Rosenbaum concludes his article with some advice from Larry Ponemon, chairman of the Ponemon Institute.

“‘First,’ he says, ‘make sure the provider has the right security environment in place. Do they have good data-loss prevention technology? How are encryption keys managed? Does the company vet its custodians? Does it do background checks? Does it train its employees in security, and what is that training? The vendor may think training is just sending out an e-mail. Find out what their training consists of. You should be able to audit your provider whenever, wherever,’ he says. ‘You should visit the data centers. If you see printouts scattered everywhere, that’s not good. Find out who’s in the cloud with you. If the provider has an insecure customer, that makes you less secure. If the provider has an insecure provider, that also makes you less secure.’ And bear in mind, he says, that ‘your provider should have written policies — a fire drill — for how they respond to a data breach, and how they inform you about one.’ The cloud is new, and it’s risky. But the very fact that it’s new and risky, Ponemon believes, should give CFOs the upper hand in cloud negotiations — and the ability to walk away if they feel their needs are not being met. ‘There are a lot of sellers of cloud services out there,’ says Ponemon. ‘It’s a buyer’s paradise.'”
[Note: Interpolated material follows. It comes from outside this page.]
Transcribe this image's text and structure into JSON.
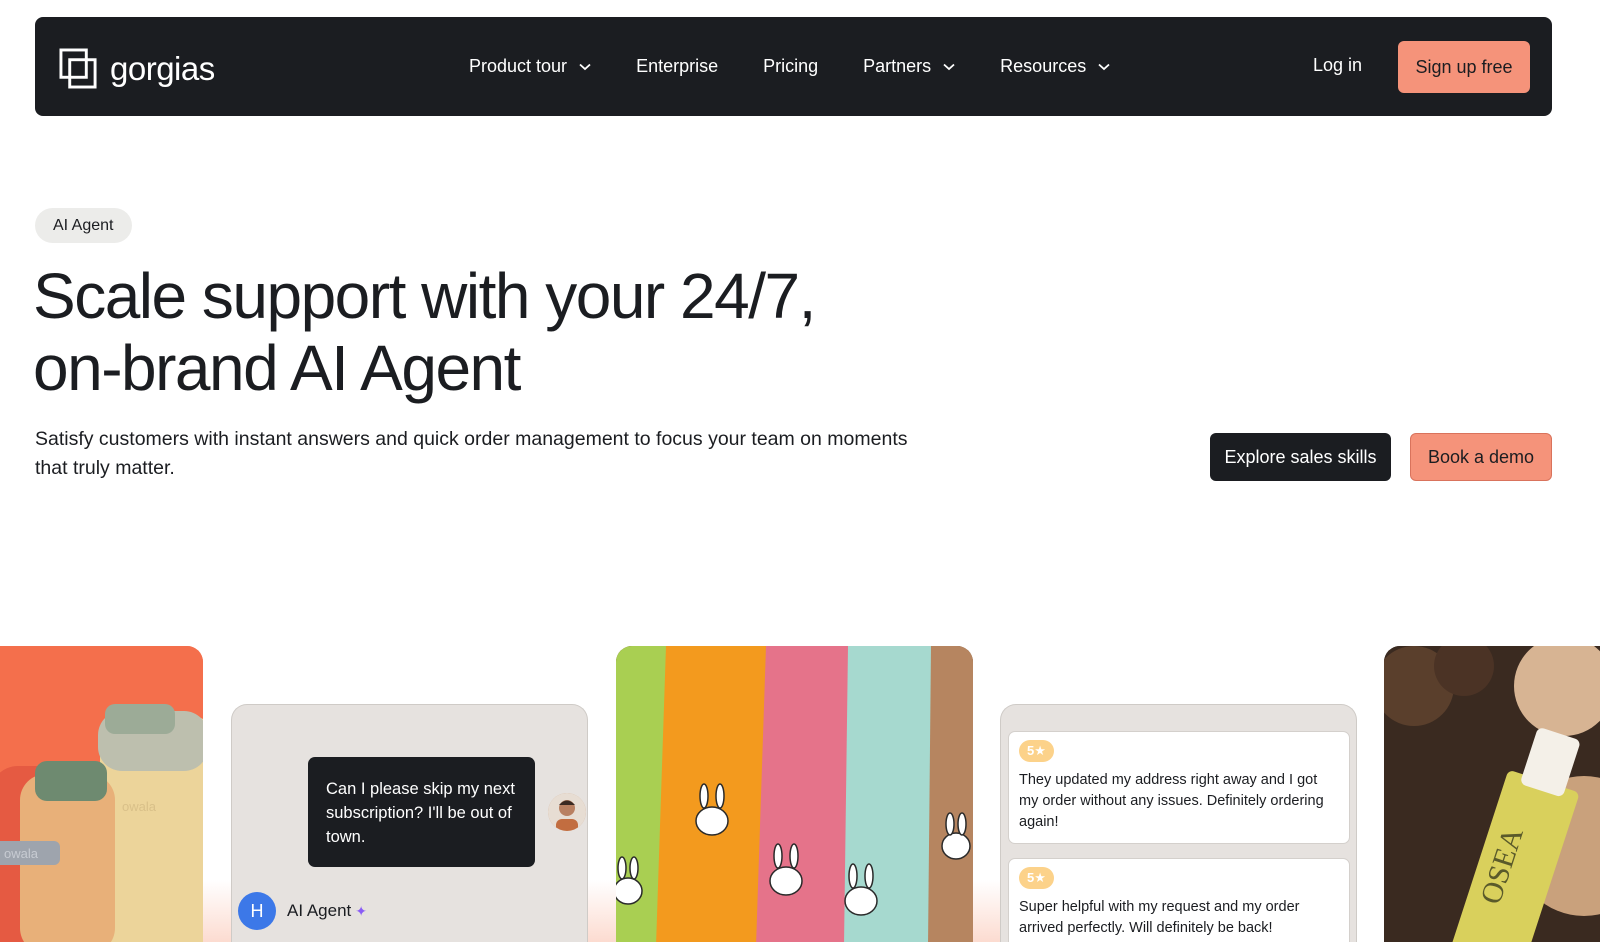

The issue of liability is important for a number of reasons. Clients, of course, don’t want to absorb all of the costs of a security breach and neither do the providers. Earlier Reeves and Plummer indicated that liability cases could end up court. The worst case scenario, they believe, is a liability case that awards a client such a settlement that it “breaks the cloud computing model.” They write, “Providers would then be forced to accept so much liability that they can’t stay in business without raising prices dramatically, or consumers may be forced to live with too much risk that it’s not worth the trouble to use the cloud at all.” They then ask, “So, what can you do about it?”
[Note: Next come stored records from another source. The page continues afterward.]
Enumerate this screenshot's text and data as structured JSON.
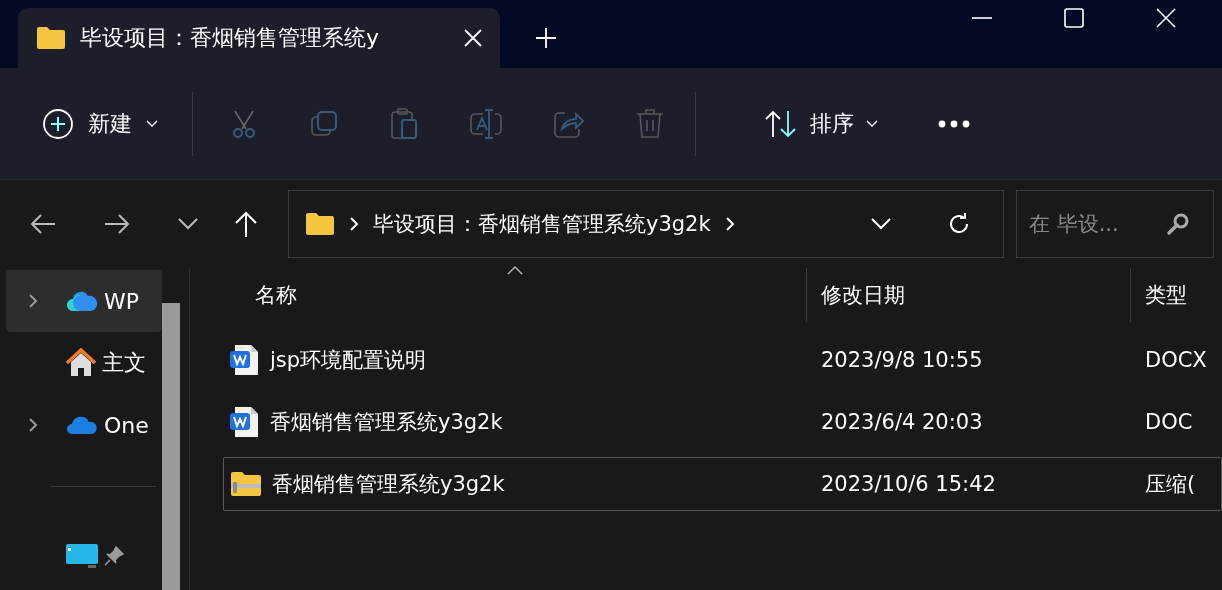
{
  "tab": {
    "title": "毕设项目：香烟销售管理系统y"
  },
  "toolbar": [
    {
      "kind": "new",
      "label": "新建",
      "dropdown": true,
      "disabled": false
    },
    {
      "kind": "cut",
      "disabled": true
    },
    {
      "kind": "copy",
      "disabled": true
    },
    {
      "kind": "paste",
      "disabled": true
    },
    {
      "kind": "rename",
      "disabled": true
    },
    {
      "kind": "share",
      "disabled": true
    },
    {
      "kind": "delete",
      "disabled": true
    },
    {
      "kind": "sort",
      "label": "排序",
      "dropdown": true,
      "disabled": false
    },
    {
      "kind": "more",
      "disabled": false
    }
  ],
  "address": {
    "crumbs": [
      "毕设项目：香烟销售管理系统y3g2k"
    ]
  },
  "search": {
    "placeholder": "在 毕设..."
  },
  "sidebar": {
    "items": [
      {
        "kind": "wps",
        "label": "WP",
        "expandable": true,
        "selected": true,
        "pinned": false
      },
      {
        "kind": "home",
        "label": "主文",
        "expandable": false,
        "selected": false,
        "pinned": false
      },
      {
        "kind": "onedrive",
        "label": "One",
        "expandable": true,
        "selected": false,
        "pinned": false
      },
      {
        "kind": "desktop",
        "expandable": false,
        "selected": false,
        "pinned": true
      }
    ]
  },
  "table": {
    "columns": [
      {
        "label": "名称",
        "sorted": true
      },
      {
        "label": "修改日期",
        "sorted": false
      },
      {
        "label": "类型",
        "sorted": false
      }
    ],
    "rows": [
      {
        "kind": "word",
        "name": "jsp环境配置说明",
        "date": "2023/9/8 10:55",
        "type": "DOCX",
        "selected": false
      },
      {
        "kind": "word",
        "name": "香烟销售管理系统y3g2k",
        "date": "2023/6/4 20:03",
        "type": "DOC",
        "selected": false
      },
      {
        "kind": "zip",
        "name": "香烟销售管理系统y3g2k",
        "date": "2023/10/6 15:42",
        "type": "压缩(",
        "selected": true
      }
    ]
  }
}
“One answer might be to acquire cyber risk insurance, which covers cyber events such as loss of service, data confidentiality breach and cyber extortion. However, cyber risk insurance isn’t a panacea either. For one thing, it’s expensive. A $10m policy costs $100,000 to $300,000. Yet, even with the high cost, the policy limits are too low to cover IT liability for large companies. So, one choice is to stack insurance to achieve enough liability coverage to protect yourself from a cyber risk event. … But be forewarned that cyber risk insurance policies are steeped in ‘legalese’ that is often hard to interpret, especially for small to midsize businesses. … What happens if the insurer doesn’t mitigate its own risk (e.g., takes on too many policy holders to maximise profits)? What if the insurer fails or defaults on a policy holder making a claim? The answer is that the consumer has to deal with a failed policy and insurers that won’t sell a policy to anyone at a reasonable price.”

Reeves and Plummer conclude, “For today, cloud computing is a liability risk for providers, consumers and insurers. The question is, how much risk are you willing to absorb, and how much risk to a provider becomes risk to us all? Is cloud computing too big to fail? Perhaps it’s too big not to.” Most analysts agree that cloud services are going to become an increasingly important part of the business landscape. They believe that the benefits far outweigh the risks. Nevertheless, risks do exist and companies need to do everything they can to mitigate the consequences when bad things do happen. Good solutions will only emerge if clients and providers collaborate with, rather than confront, one another. For good or ill they are in the cloud together.